For this year’s Brokerage Report Card, Investment Executive asked advisors whether they support the Canadian Securities Administrators’ (CSA) client-focused reforms, and for their thoughts on how the reforms might impact and be received by industry professionals and their clients.
The reforms came into force on Dec. 31, 2019. While they will be phased in over the next couple of years, they have already pushed firms and advisors to review the way they approach product suitability, know-your client requirements, conflict of interest requirements and disclosure rules.
The majority of survey respondents (86.4%) supported the changes, with some advisors saying that clients would rather be over-informed than underinformed. After all, an informed client will make smarter decisions and that makes my job easier, says an advisor in Ontario with Toronto-based CIBC Wood Gundy.

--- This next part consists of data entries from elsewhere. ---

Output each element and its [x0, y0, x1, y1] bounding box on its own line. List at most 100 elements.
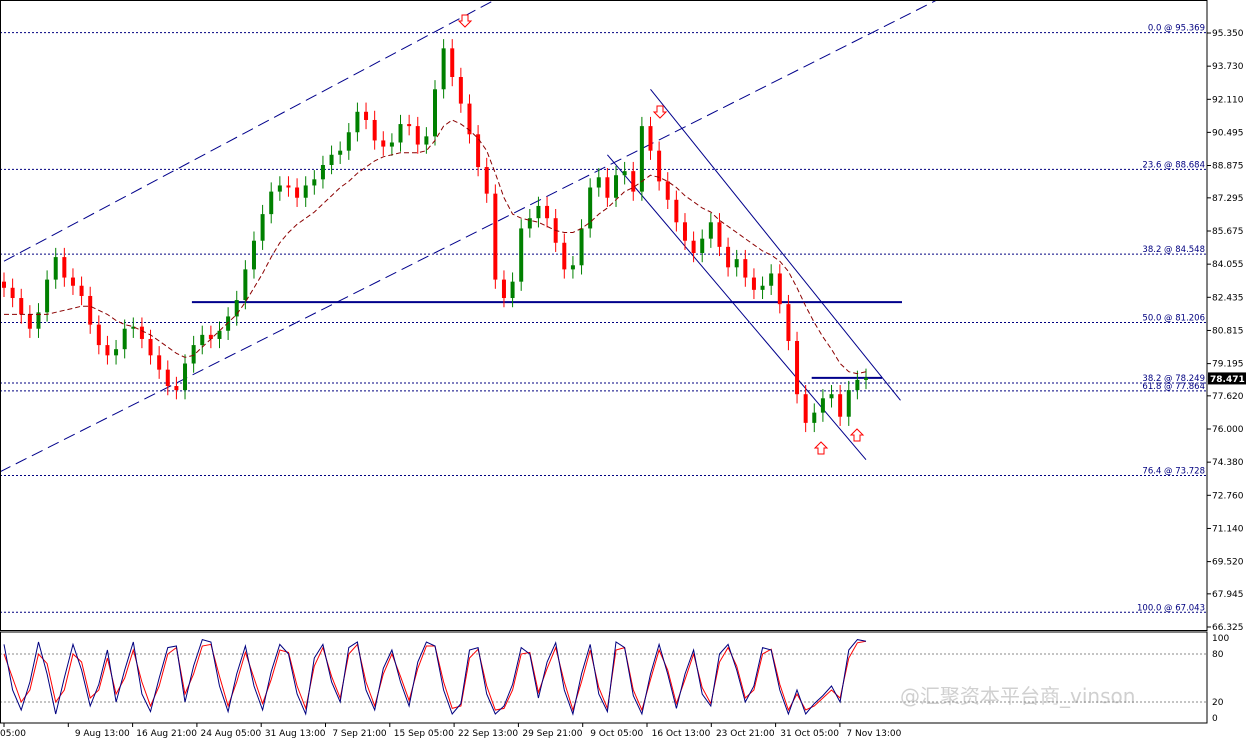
candle-body [295, 187, 300, 198]
arrow-down-icon [652, 105, 668, 119]
oscillator-level-label: 20 [1212, 698, 1224, 708]
time-tick-label: 16 Oct 13:00 [652, 729, 711, 739]
arrow-up-icon [849, 428, 865, 442]
arrow-up-icon-shape [813, 441, 829, 455]
candle-body [320, 165, 325, 180]
candle-body [96, 324, 101, 346]
time-tick-label: 9 Oct 05:00 [590, 729, 643, 739]
candle-body [691, 240, 696, 253]
fib-level-label: 76.4 @ 73.728 [1142, 466, 1205, 476]
candle-body [570, 265, 575, 270]
arrow-up-icon-shape [849, 428, 865, 442]
candle-body [122, 328, 127, 350]
current-price-box [1208, 372, 1246, 385]
candle-body [545, 205, 550, 219]
price-tick-label: 71.140 [1212, 524, 1244, 534]
candle-body [70, 277, 75, 286]
price-tick-label: 90.495 [1212, 128, 1244, 138]
candle-body [389, 142, 394, 147]
lower-channel-trendline [0, 0, 938, 473]
price-tick-label: 76.000 [1212, 425, 1244, 435]
candle-body [726, 246, 731, 268]
candle-body [682, 222, 687, 241]
candle-body [208, 334, 213, 339]
candle-body [45, 279, 50, 313]
candle-body [338, 150, 343, 155]
candle-body [79, 285, 84, 296]
time-tick-label: 05:00 [0, 729, 26, 739]
candle-body [88, 295, 93, 325]
fib-level-label: 38.2 @ 84.548 [1142, 245, 1205, 255]
candle-body [36, 312, 41, 329]
candle-body [829, 394, 834, 399]
candle-body [614, 175, 619, 198]
candle-body [812, 412, 817, 423]
oscillator-level-label: 100 [1212, 634, 1229, 644]
candle-body [105, 345, 110, 356]
price-tick-label: 93.730 [1212, 62, 1244, 72]
candle-body [398, 124, 403, 143]
oscillator-main-line [3, 638, 867, 716]
downtrend-channel-upper [650, 88, 901, 401]
candle-body [786, 304, 791, 341]
candle-body [562, 242, 567, 270]
candle-body [234, 300, 239, 317]
candle-body [855, 379, 860, 391]
candle-body [200, 334, 205, 346]
price-tick-label: 74.380 [1212, 458, 1244, 468]
candle-body [27, 314, 32, 329]
candle-body [588, 187, 593, 229]
candle-body [717, 222, 722, 247]
price-tick-label: 80.815 [1212, 326, 1244, 336]
candle-body [769, 273, 774, 286]
candle-body [329, 154, 334, 165]
candle-body [596, 177, 601, 188]
candle-body [795, 341, 800, 395]
candle-body [665, 181, 670, 200]
candle-body [174, 386, 179, 391]
candle-body [622, 171, 627, 176]
candle-body [286, 185, 291, 188]
candle-body [251, 240, 256, 270]
candle-body [441, 48, 446, 90]
candle-body [450, 48, 455, 77]
fib-level-label: 100.0 @ 67.043 [1137, 603, 1205, 613]
price-tick-label: 88.875 [1212, 162, 1244, 172]
candle-body [139, 326, 144, 339]
candle-body [217, 330, 222, 339]
candle-body [114, 349, 119, 356]
candle-body [467, 103, 472, 135]
fib-level-label: 38.2 @ 78.249 [1142, 374, 1205, 384]
candle-body [277, 185, 282, 192]
candle-body [62, 257, 67, 278]
candle-body [777, 273, 782, 305]
fib-level-label: 61.8 @ 77.864 [1142, 382, 1205, 392]
candle-body [346, 132, 351, 151]
time-tick-label: 31 Oct 05:00 [780, 729, 839, 739]
fib-level-label: 50.0 @ 81.206 [1142, 313, 1205, 323]
candle-body [657, 150, 662, 182]
fib-level-label: 0.0 @ 95.369 [1148, 24, 1205, 34]
candle-body [700, 238, 705, 253]
time-tick-label: 15 Sep 05:00 [394, 729, 454, 739]
time-tick-label: 9 Aug 13:00 [75, 729, 130, 739]
time-tick-label: 29 Sep 21:00 [522, 729, 582, 739]
price-tick-label: 66.325 [1212, 623, 1244, 633]
price-tick-label: 92.110 [1212, 95, 1244, 105]
candle-body [433, 89, 437, 137]
candle-body [165, 369, 170, 387]
candle-body [415, 126, 420, 145]
candle-body [605, 177, 610, 198]
fib-level-label: 23.6 @ 88.684 [1142, 160, 1205, 170]
candle-body [260, 214, 265, 241]
candle-body [820, 398, 825, 413]
candle-body [131, 326, 136, 329]
time-tick-label: 16 Aug 21:00 [136, 729, 197, 739]
price-tick-label: 72.760 [1212, 491, 1244, 501]
arrow-up-icon [813, 441, 829, 455]
oscillator-level-label: 80 [1212, 650, 1224, 660]
candle-body [510, 281, 515, 299]
candle-body [364, 111, 369, 120]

An advisor in Ontario with Toronto-based Richardson Wealth says the client-focused reforms have been a long time coming: “Our industry has had lax rules and reporting standards for a while and I think it’s time we caught up with the rest of the world.”
The remaining 13.6%, who didn’t agree with the CSA’s approach, were mainly concerned about the complexity of information they have to deliver to clients.
“I think it’s gone too far. It’s a part of our job to look out for the client’s best interest and now they are layering regulations that will create litigation loopholes,” says an advisor with Calgary-based Leede Jones Gable Inc.
Other respondents fell somewhere in the middle, saying they agree that reforms are necessary to uphold the integrity of the industry, but that regulators may be implementing these changes inefficiently.
For example, an advisor with Vancouver-based Odlum Brown Ltd. who does support the reforms says, “I think there’s a regulatory overburden. [The CSA is] trying to weed out bad guys but that burden is put on advisors and clients.”
Commenting on regulation in general, several advisors with firms across the country said they wanted the industry to tighten entry criteria.
“I think [regulators are] too focused on putting things like risk tolerances and objectives [on] paper when they should be more focused on ensuring advisors are of higher quality,” says an advisor in Quebec with Quebec City-based Industrial Alliance Securities (iA Securities).
The purpose of the CSA’s reforms is to raise the standard of conduct for financial advisors, with added proficiency and title amendments still to come. For now, though, firms can enhance client disclosure.
The good news? It appears many firms have recently improved their client statements, with some advisors indicating that they may have rated client account statements poorly had they been asked the same question a year or more ago.
Says an advisor in Atlantic Canada with Montreal-based National Bank Financial Inc.: “If you’d asked two years ago, I would have said a five [but] they’ve overhauled the whole platform.” (The firm’s ratings for “client account statements” and “online account access for clients” did not change significantly year-over-year.)
“If you’d asked me last year, it wouldn’t be the same [rating] because we’ve rolled out new accounts [statements], bringing [them] up to snuff,” says an advisor in Ontario with Mississauga, Ont.-based Edward Jones. Another Edward Jones advisor in B.C. says the transition led to “some complaints from clients” but that they were short-lived — and the firm saw slight upticks compared with last year in both client account categories.
Still, several advisors across the country pointed to issues with their firms’ documents.
“[Statements] aren’t easy to work with. What clients see isn’t well organized,” says an advisor in Ontario with Wood Gundy. The firm’s rating for “client account statements” improved significantly (by 0.5 or more) to 7.3 from 6.8 a year ago, but Wood Gundy remained one of the bottom three firms in that category.
“[Account statements] changed back in February. [They are] better than they were a year ago, [but I still] get some clients coming in saying, ‘I can’t understand this,'” says an advisor in B.C. with iA Securities. The firm improved significantly in both client account categories, with the account statements rating in particular rising a full point year-over-year to 6.9, but it still came in last in both areas.
Comments from firm executives also provided insight into how firms are preparing to embrace the CSA’s reforms.
Andrew Marsh, president and CEO of Richardson Wealth, says there’s “an underestimation of how significant these reforms are.” Even so, Marsh says, advisors who have adapted to clients’ changing demands will continue to do well under the reforms, and his firm is having “open dialogue” with advisors.
Wayne Bolton, chief compliance officer at Edward Jones, says his firm began preparing “well before the reforms were finalized.” He adds, “What will be impacted is the relationship disclosure document, which clients receive at account opening. There’s going to be amendments that really are going to provide great clarity.”
At Toronto-based RBC Dominion Securities Inc., chief compliance officer Nick Cardinale says the brokerage will be holding training sessions for branch managers and investment advisors on the reforms.